Akın otelde iki gün kaldım, üçüncü gün idrarda kızarma ve bayılma, geri Antalya’ya… Hastane, hastane, hastane… Bademciklere veda, böbreklerde problemler…
Bir ay sonra, tekrar Bozüyük… Artık otel odasında değil, şehrin merkezinde, PTT’nin karşısında Bozkaya Apartmanında, 4.katta kalacağım. Ev yeterince sıcak, kafi miktarda eşya var, ama yalnız yaşamak için çok büyük, depresif… Hülasası tuhaf rüyalar gördüren evlerden…

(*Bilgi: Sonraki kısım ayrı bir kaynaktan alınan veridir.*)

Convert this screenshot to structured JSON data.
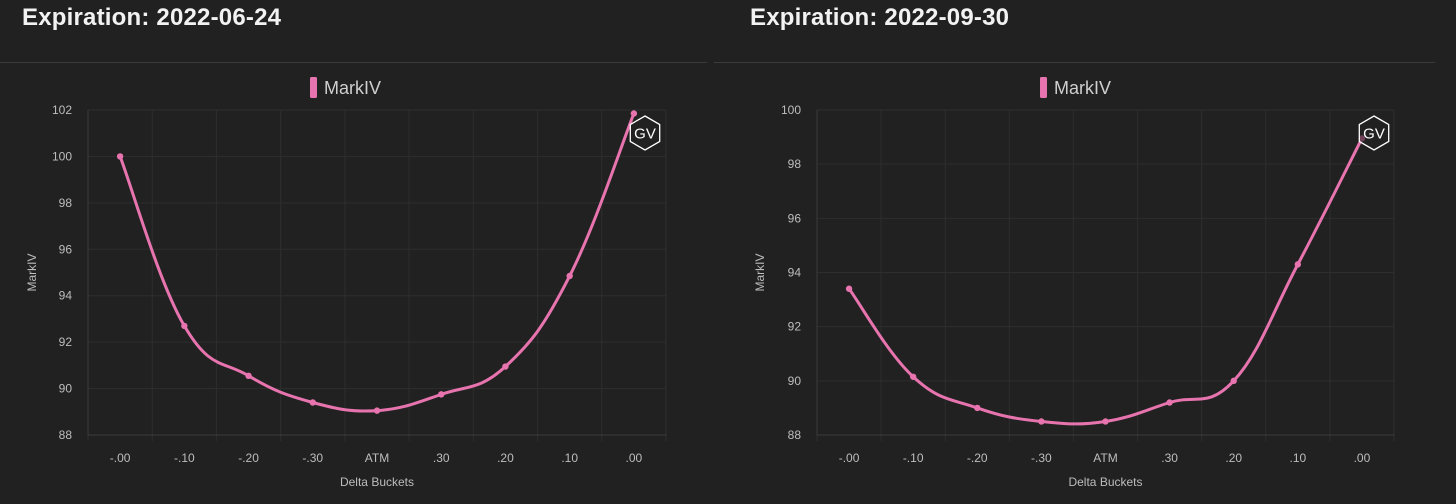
{
  "panels": [
    {
      "title": "Expiration: 2022-06-24",
      "legend": "MarkIV",
      "watermark": "GV",
      "color": "#e774ae"
    },
    {
      "title": "Expiration: 2022-09-30",
      "legend": "MarkIV",
      "watermark": "GV",
      "color": "#e774ae"
    }
  ],
  "chart_data": [
    {
      "type": "line",
      "title": "Expiration: 2022-06-24",
      "xlabel": "Delta Buckets",
      "ylabel": "MarkIV",
      "categories": [
        "-.00",
        "-.10",
        "-.20",
        "-.30",
        "ATM",
        ".30",
        ".20",
        ".10",
        ".00"
      ],
      "series": [
        {
          "name": "MarkIV",
          "values": [
            100.0,
            92.7,
            90.55,
            89.4,
            89.05,
            89.75,
            90.95,
            94.85,
            101.85
          ]
        }
      ],
      "ylim": [
        88,
        102
      ],
      "yticks": [
        88,
        90,
        92,
        94,
        96,
        98,
        100,
        102
      ],
      "grid": true,
      "legend_position": "top-center"
    },
    {
      "type": "line",
      "title": "Expiration: 2022-09-30",
      "xlabel": "Delta Buckets",
      "ylabel": "MarkIV",
      "categories": [
        "-.00",
        "-.10",
        "-.20",
        "-.30",
        "ATM",
        ".30",
        ".20",
        ".10",
        ".00"
      ],
      "series": [
        {
          "name": "MarkIV",
          "values": [
            93.4,
            90.15,
            89.0,
            88.5,
            88.5,
            89.2,
            90.0,
            94.3,
            98.95
          ]
        }
      ],
      "ylim": [
        88,
        100
      ],
      "yticks": [
        88,
        90,
        92,
        94,
        96,
        98,
        100
      ],
      "grid": true,
      "legend_position": "top-center"
    }
  ]
}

Çok kalamadım burada, şehrin dışında bir yamaca kurulmuş Yeşilkent’e taşındım… Aslında kaloriferli olan bu apartman dairesini ısıtmak mümkün değildi. Balkanlardan gelen soğuk hava dalgası, pencerelerden, kapılardan bize konuk olmadan gitmiyordu. Kendime tıpkı Bahoz filmindeki gibi rezistanstan ve iki tuğladan bir soba yaptım. İptidai soba sürekli yanıyor, demlik üzerinden hiç inmiyor. Dahası, rezistansın üzerinde, hayatımın tek tadı, dünyanın en lezzetli kabak tatlıları pişiriliyor…
Neşet Ertaş’ın hayatıma girmesi işte tam bu günlerde oldu. 94′ yılında Ayşegül adlı bir kadın Güzelleme adında bir albüm çıkartmış ve Zülüf Dökülmüş Yüze türküsünü inanılmaz bir şekilde yorumlamıştı. Aslında bizim için o dönemde, bir örgütün müzik grubu yoksa o örgüt örgüt sayılmaz, gruplar bir örgüte mensup değilse insan yerine konulmaz ve de söylediklerine pek itibar edilmezdi… Ruhi Su mücadelesinin hatırına, Zülfü (Livaneli) ve Selda (Bağcan) ise geçmişin canlı tanıkları olarak, Edip Akbayram ise kontenjandan hostes koltuğunda stepne kabilinden bir yer işgal ediyordu… Ezginin Günlüğü ise, bir nevi aşk-ı memnu gibi, ihanet gibi vardı hayatımızda…
Öteden beri duyardık Neşet Ertaş’ı, Selda’nın (Mapushanelere Güneş Doğmuyor) Ruhi Su’nun (Acem Kızı) albümlerinden bilirdik, her ne kadar kasetlerine para verip almasak, sote dükkanlardan kasetlerini çalmasak da Antalya’nın solcu radyolarında çalındıkça daha bir candan kulak vererek dinlenirdi(m) Neşet ustayı… Tek sesliydi, tek enstrümanlıydı ama Alevi ozanlarından (örneğin Mahsuni-İhsani) farklı olarak (bana yabancı gelen) Ali davası ve soğan-bulgur-tarhana popülizminden uzak, içli sesi güzeldi….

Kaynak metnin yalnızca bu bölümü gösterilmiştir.